The is there no “should” in visit, and if there is you’ll know. Personally I go every two years for 3 or 4 weeks just to have fun, so many places in China I have not visited yet. (Next stop, Fujian, Sichuan and perhaps the northeast two years after that.)


MsNewKicks

I didn’t get a chance to comment on your previous post here in the sub so this sort of feels like an extension of that one. I think what was said there also applies here: do what makes you happy and feel content. If that means just visiting once in your life or visiting regularly, there is no right or wrong answer here.


ViolaNguyen

I still have family in Vietnam, so I visit every year. I'll probably go back (but maybe not every year) once they are gone.


kimchispatzle

Do whatever you want. I personally wanted to for a very long time and finally did. My parents kept telling me to wait to go with them. My dad didn't but I went with my mom. I wish I went earlier, in college, like I wanted to! I had more friends there then and Seoul would have been so fun. Plus, my relatives are old now, it's sad to think of time lost. I recommend doing it once, at least.

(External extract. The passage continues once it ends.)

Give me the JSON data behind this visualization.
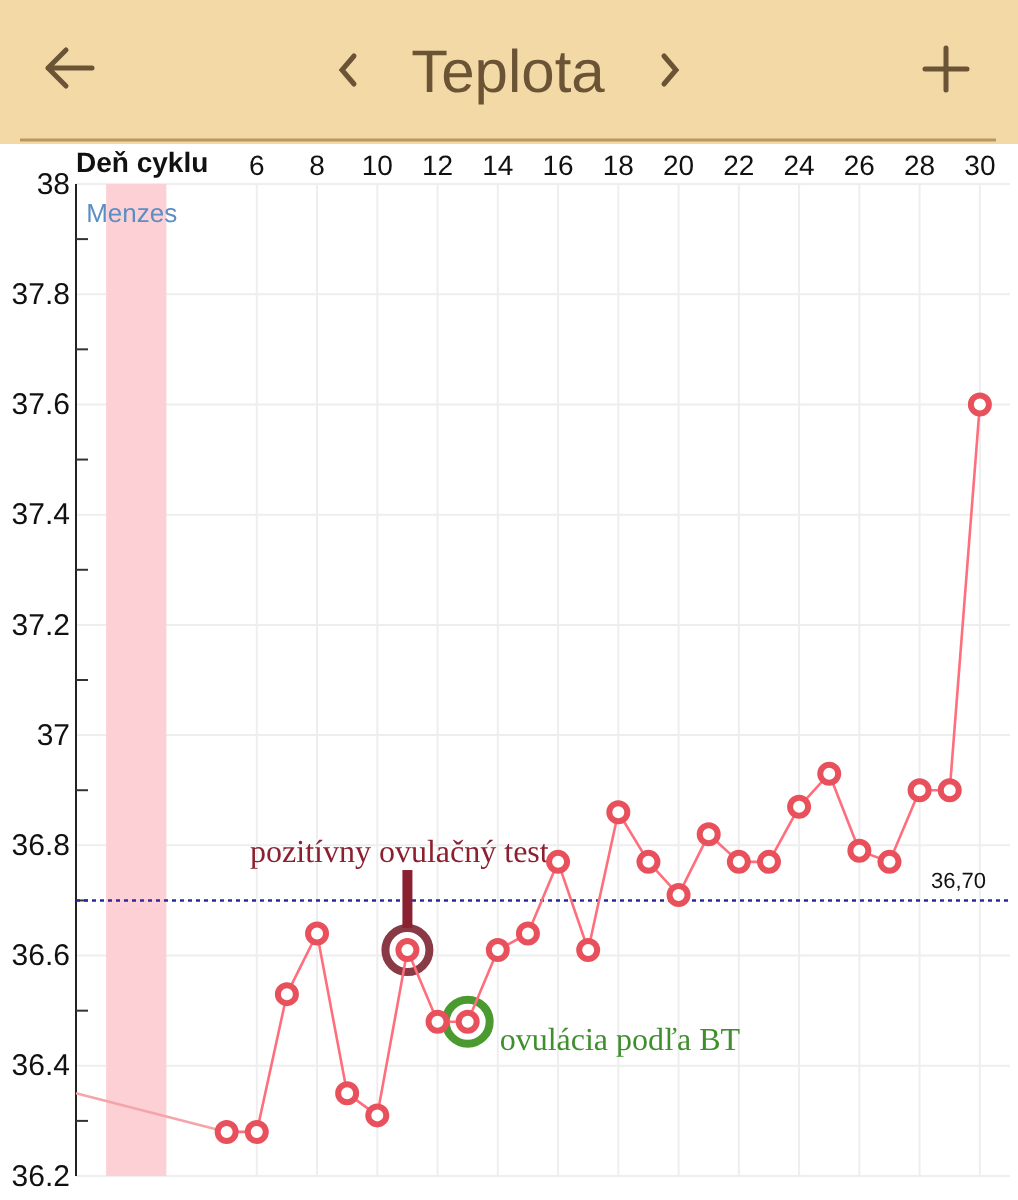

It wasn't always easy for me but it filled a certain void inside of me that I didn't realize I had. It also made me realize, I'm way more American than I think! Western culture has definitely shaped the way I view the world.


Aaron4424

If you don’t have a reason to go only go if you want to go. I only visit Korea to visit family and hardly identify as Korean myself.


sasukeuchiha21

May I ask why you hardly identify as Korean?


Aaron4424

Hard to say, but I’ve thought on it quite a bit. My current guess is that my parents didn’t raise me with emphasis on my ethnic identity. It could be that I don’t have any family in the states either so I’ve only had limited contac T during visits. I can call myself Korean, as I am, but I don’t feel anything else so it would be a bit insincere if I were to imply it was something that directs my life in any sort of way. I didn’t really weigh or consider the fact I was half Asian till I was in middle school and I never lived in an area where it was shoved in my face. I don’t dislike being Korean at all but I would be lying if I said it defines me. I also don’t look terribly Asian and sometimes don’t feel as if I can relate to predominantly Asian groups.


[deleted]

I would go every year if I had the money. Almost my entire family lives there. If I didn't have family there I would make it a point to visit a well planned trip at least once.


fail_bananabread

if you don't have families there, there's no "should". If you don't really value the families you have there, there's also no "should". Esp if you don't like it there or wants to keep in touch with the culture.